Annexes A1. E16 Fabien p. 234-235

140.

Décret du 12 juillet 1963

141.

Elles sont définies par l'arrêté du 3 janvier 1964 et modifiées deux années plus tard par l'arrêté du 15 février 1966

142.

Arrêté du 3 janvier 1964, article 2

143.

Ibid.

144.

L'adaptation et l'intégration sont des notions positives qui affirment une position non ségrégative. La loi d'orientation en faveur des personnes handicapées affirme en particulier : "L'intégration du mineur handicapé physique sensoriel et mental constitue une obligation nationale" ; " Il conviendra donc de maintenir l'enfant handicapé grâce à toutes les actions de soutien appropriées dans sa famille et s'il est en âge à y être admis, de le placer ou de le maintenir dans un établissement scolaire normal".

145.

Décret du 15 juin 1987

146.

Le texte est largement détaillé :

" 1. Les problèmes pédagogiques spécifiques aux enfants et adolescents handicapés.

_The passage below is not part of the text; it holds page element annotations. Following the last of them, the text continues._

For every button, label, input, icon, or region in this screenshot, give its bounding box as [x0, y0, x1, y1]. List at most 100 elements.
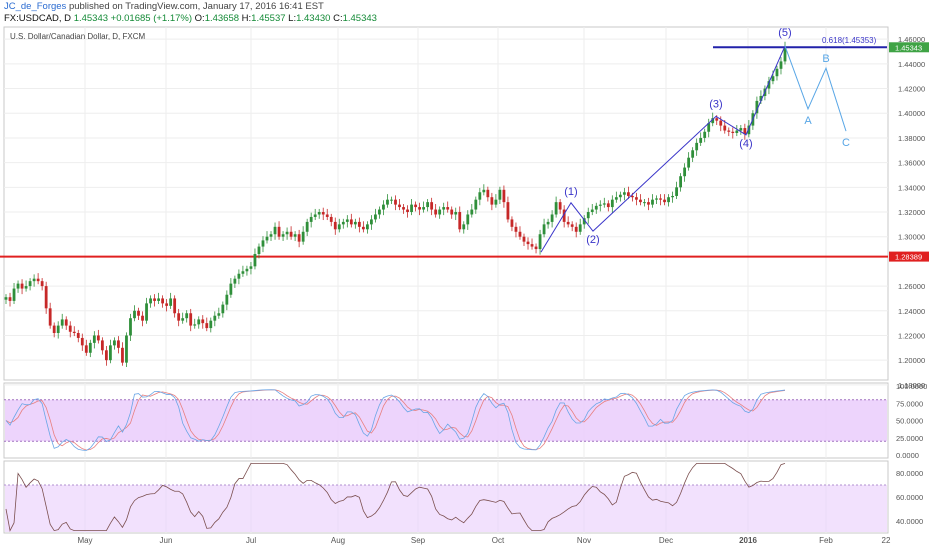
candle-body	[526, 241, 530, 245]
candle-body	[137, 310, 140, 316]
candle-body	[361, 226, 365, 230]
candle-body	[671, 195, 674, 198]
candle-body	[398, 204, 401, 208]
open-value: 1.43658	[204, 13, 240, 24]
candle-body	[462, 224, 466, 230]
candle-body	[370, 219, 373, 225]
candle-body	[185, 313, 189, 319]
main-pane	[3, 26, 889, 381]
candle-body	[691, 150, 695, 158]
candle-body	[434, 209, 438, 215]
candle-body	[161, 298, 165, 304]
candle-body	[739, 128, 743, 131]
candle-body	[24, 286, 28, 289]
candle-body	[590, 209, 594, 213]
stoch-tick-label: 25.0000	[896, 434, 923, 443]
y-tick-label: 1.26000	[898, 282, 925, 291]
ohlc-bar: FX:USDCAD, D 1.45343 +0.01685 (+1.17%) O…	[4, 13, 377, 24]
candle-body	[458, 212, 462, 230]
high-label: H:	[241, 13, 252, 24]
candle-body	[349, 219, 353, 225]
candle-body	[213, 315, 217, 321]
candle-body	[269, 234, 273, 237]
candle-body	[574, 226, 578, 232]
symbol-label: FX:USDCAD, D	[4, 13, 72, 24]
projection-label: B	[822, 53, 829, 65]
candle-body	[402, 207, 405, 210]
candle-body	[301, 231, 305, 242]
candle-body	[382, 204, 385, 210]
open-label: O:	[194, 13, 205, 24]
candle-body	[711, 118, 715, 124]
close-label: C:	[333, 13, 343, 24]
candle-body	[442, 207, 446, 210]
candle-body	[48, 308, 52, 326]
candle-body	[241, 271, 245, 274]
stoch-tick-label: 0.0000	[896, 451, 919, 460]
stochastic-band	[5, 399, 887, 442]
candle-body	[562, 209, 566, 222]
candle-body	[602, 203, 606, 205]
candle-body	[68, 325, 72, 332]
candle-body	[36, 278, 40, 282]
candle-body	[96, 335, 100, 341]
candle-body	[60, 319, 64, 326]
candle-body	[631, 195, 634, 198]
candle-body	[253, 253, 257, 267]
candle-body	[309, 216, 313, 222]
x-tick-label: Jun	[160, 536, 173, 545]
projection-line	[784, 45, 847, 132]
wave-label: (3)	[709, 98, 722, 110]
candle-body	[550, 214, 554, 222]
candle-body	[699, 137, 703, 143]
candle-body	[578, 224, 582, 232]
candle-body	[390, 199, 393, 201]
candle-body	[735, 130, 739, 134]
candle-body	[28, 281, 32, 287]
candle-body	[626, 192, 630, 196]
candle-body	[345, 219, 349, 222]
author-link[interactable]: JC_de_Forges	[4, 1, 67, 12]
x-tick-label: Feb	[819, 536, 833, 545]
candle-body	[80, 337, 84, 346]
candle-body	[655, 198, 658, 200]
candle-body	[438, 209, 442, 215]
candle-body	[683, 167, 687, 177]
candle-body	[325, 214, 329, 217]
y-tick-label: 1.44000	[898, 60, 925, 69]
candle-body	[217, 313, 221, 316]
y-tick-label: 1.30000	[898, 233, 925, 242]
candle-body	[317, 212, 321, 215]
candle-body	[173, 298, 177, 314]
x-tick-label: 2016	[739, 536, 757, 545]
candle-body	[100, 340, 104, 351]
x-tick-label: May	[77, 536, 92, 545]
candle-body	[622, 192, 626, 195]
candle-body	[109, 345, 112, 361]
candle-body	[378, 209, 381, 215]
candle-body	[771, 76, 775, 82]
candle-body	[177, 313, 181, 321]
wave-label: (2)	[586, 234, 599, 246]
candle-body	[494, 199, 498, 205]
candle-body	[719, 120, 723, 126]
candle-body	[618, 194, 622, 198]
candle-body	[727, 130, 731, 132]
candle-body	[104, 350, 108, 361]
candle-body	[32, 278, 36, 282]
candle-body	[76, 333, 80, 338]
candle-body	[189, 313, 193, 326]
candle-body	[181, 318, 185, 321]
publish-info: JC_de_Forges published on TradingView.co…	[4, 1, 324, 12]
candle-body	[514, 226, 518, 232]
low-value: 1.43430	[296, 13, 331, 24]
change-value: +0.01685 (+1.17%)	[110, 13, 193, 24]
candle-body	[687, 157, 691, 168]
candle-body	[659, 198, 662, 200]
close-value: 1.45343	[342, 13, 377, 24]
rsi-tick-label: 60.0000	[896, 493, 923, 502]
candle-body	[614, 197, 618, 200]
candle-body	[233, 278, 237, 284]
price-chart[interactable]: May Jun Jul Aug Sep Oct Nov Dec 2016 Feb 22 1.46000…	[0, 25, 932, 550]
candle-body	[418, 207, 421, 210]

2. L'évolution de la conscience collective et des pratiques sociales

3. Les problèmes éducatifs, pédagogiques et sociaux posés par les placements

4. Problématique de la scolarisation, de la formation professionnelle et de l'intégration sociale des personnes handicapées ou en difficulté.

5. L'intégration scolaire

6. Initiation à la méthodologie de l'action/recherche et de la recherche."

147.

Ibid.

148.

Par exemple les projets d'action éducative étendus aux écoles (PAE), les Fonds d'aide à l'innovation (FAI), les contrats d'aménagement du temps de l'enfant (CATE). Cette notion de projet apparaît une dizaine d'années plus tôt dans les établissements du secondaire. La circulaire du 27.03.1973 leur donne la possibilité d'utiliser 10 % de l'horaire annuel pour mettre en œuvre un PACTE, Projet d'activités culturelles et éducatives.